Immigration advocates urge tuition equality

By Elsa Baughman
JACKSON – Immigrant-rights advocates, including Catholic Charities, gathered recently at the State Capitol to meet with Representatives Gregory Holloway, Reecy Dickson, and other legislators to discuss ways of changing state law to allow for undocumented students, protected under the Deferred Action Program, to pay in-state tuition rates.

Representative Holloway, vice chair of the House Universities and Colleges Committees organized the hearing.

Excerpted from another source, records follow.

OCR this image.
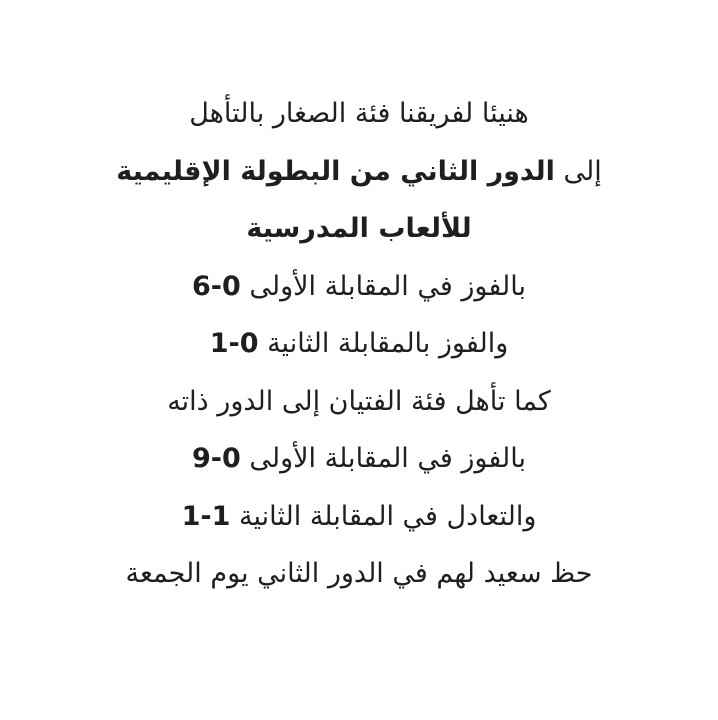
هنيئا لفريقنا فئة الصغار بالتأهل
إلى الدور الثاني من البطولة الإقليمية
للألعاب المدرسية
بالفوز في المقابلة الأولى 6-0
والفوز بالمقابلة الثانية 1-0
كما تأهل فئة الفتيان إلى الدور ذاته
بالفوز في المقابلة الأولى 9-0
والتعادل في المقابلة الثانية 1-1
حظ سعيد لهم في الدور الثاني يوم الجمعة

During the 2014 legislative session House Bill 209, a proposal authored by Representative Reecy Dixon, D-Macon, failed to make it out of the House Education Committee.

Representing Catholic Charities at the hearing were Greg Patin, executive director, Monique Davis, director of Parish Based Ministries, and Teresita Turner, director of the Migrant Support Center.

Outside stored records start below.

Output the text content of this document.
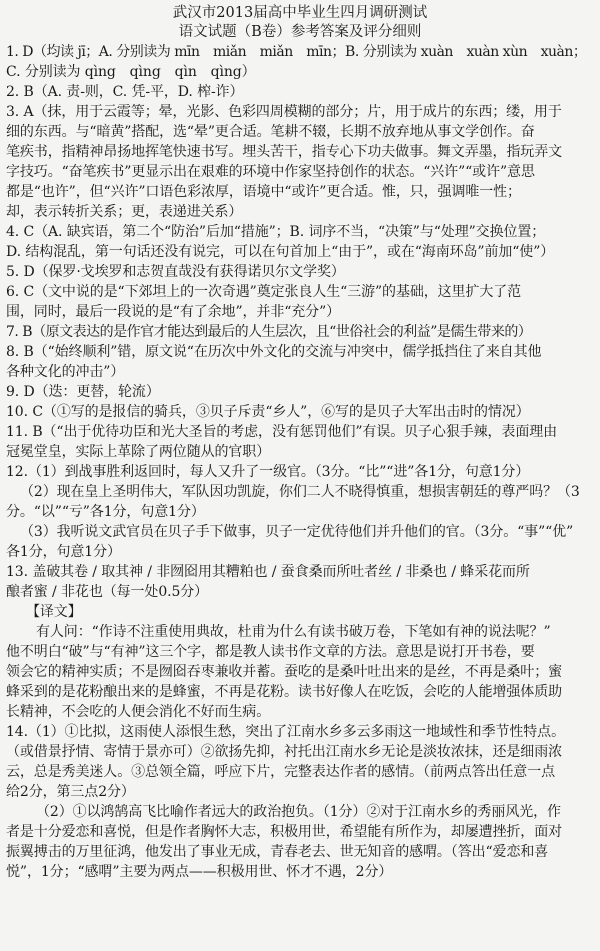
武汉市2013届高中毕业生四月调研测试
语文试题（B卷）参考答案及评分细则
1. D（均读 jī；A. 分别读为 mīn　miǎn　miǎn　mīn；B. 分别读为 xuàn　xuàn xùn　xuàn；
C. 分别读为 qìng　qìng　qìn　qìng）
2. B（A. 责-则，C. 凭-平，D. 榨-诈）
3. A（抹，用于云霞等；晕，光影、色彩四周模糊的部分；片，用于成片的东西；缕，用于
细的东西。与“暗黄”搭配，选“晕”更合适。笔耕不辍，长期不放弃地从事文学创作。奋
笔疾书，指精神昂扬地挥笔快速书写。埋头苦干，指专心下功夫做事。舞文弄墨，指玩弄文
字技巧。“奋笔疾书”更显示出在艰难的环境中作家坚持创作的状态。“兴许”“或许”意思
都是“也许”，但“兴许”口语色彩浓厚，语境中“或许”更合适。惟，只，强调唯一性；
却，表示转折关系；更，表递进关系）
4. C（A. 缺宾语，第二个“防治”后加“措施”；B. 词序不当，“决策”与“处理”交换位置；
D. 结构混乱，第一句话还没有说完，可以在句首加上“由于”，或在“海南环岛”前加“使”）
5. D（保罗·戈埃罗和志贺直哉没有获得诺贝尔文学奖）
6. C（文中说的是“下郊坦上的一次奇遇”奠定张良人生“三游”的基础，这里扩大了范
围，同时，最后一段说的是“有了余地”，并非“充分”）
7. B（原文表达的是作官才能达到最后的人生层次，且“世俗社会的利益”是儒生带来的）
8. B（“始终顺利”错，原文说“在历次中外文化的交流与冲突中，儒学抵挡住了来自其他
各种文化的冲击”）
9. D（迭：更替，轮流）
10. C（①写的是报信的骑兵，③贝子斥责“乡人”，⑥写的是贝子大军出击时的情况）
11. B（“出于优待功臣和光大圣旨的考虑，没有惩罚他们”有误。贝子心狠手辣，表面理由
冠冕堂皇，实际上革除了两位随从的官职）
12.（1）到战事胜利返回时，每人又升了一级官。（3分。“比”“进”各1分，句意1分）
（2）现在皇上圣明伟大，军队因功凯旋，你们二人不晓得慎重，想损害朝廷的尊严吗？（3
分。“以”“亏”各1分，句意1分）
（3）我听说文武官员在贝子手下做事，贝子一定优待他们并升他们的官。（3分。“事”“优”
各1分，句意1分）
13. 盖破其卷 / 取其神 / 非囫囵用其糟粕也 / 蚕食桑而所吐者丝 / 非桑也 / 蜂采花而所
酿者蜜 / 非花也（每一处0.5分）
【译文】
有人问：“作诗不注重使用典故，杜甫为什么有读书破万卷，下笔如有神的说法呢？”
他不明白“破”与“有神”这三个字，都是教人读书作文章的方法。意思是说打开书卷，要
领会它的精神实质；不是囫囵吞枣兼收并蓄。蚕吃的是桑叶吐出来的是丝，不再是桑叶；蜜
蜂采到的是花粉酿出来的是蜂蜜，不再是花粉。读书好像人在吃饭，会吃的人能增强体质助
长精神，不会吃的人便会消化不好而生病。
14.（1）①比拟，这雨使人添恨生愁，突出了江南水乡多云多雨这一地域性和季节性特点。
（或借景抒情、寄情于景亦可）②欲扬先抑，衬托出江南水乡无论是淡妆浓抹，还是细雨浓
云，总是秀美迷人。③总领全篇，呼应下片，完整表达作者的感情。（前两点答出任意一点
给2分，第三点2分）
（2）①以鸿鹄高飞比喻作者远大的政治抱负。（1分）②对于江南水乡的秀丽风光，作
者是十分爱恋和喜悦，但是作者胸怀大志，积极用世，希望能有所作为，却屡遭挫折，面对
振翼搏击的万里征鸿，他发出了事业无成，青春老去、世无知音的感喟。（答出“爱恋和喜
悦”，1分；“感喟”主要为两点——积极用世、怀才不遇，2分）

Patin said Catholic Charities supports the in-state tuition for undocumented students because, “These young people have a lot to offer to our community and to our state.
“They were brought here as young children by their parents and this is the only home they know. To allow them to attend a university paying in-state tuition is the only fair thing to do,” he said.

Adrian Gamboa, an undocumented college student from Biloxi, gave his testimony, saying he pays almost twice what his high school classmates pay in tuition at the Jefferson Davis campus in Gulfport.

Immigration attorney Patricia Ice mentioned that 16 states already have provisions allowing for in-state tuition rates for undocumented students.

At end of the hearing Rep. Holloway said he would consider commissioning a study to see how successful the law has been in those 16 states and what the economic impact on the state would be if a similar bill were to pass in Mississippi.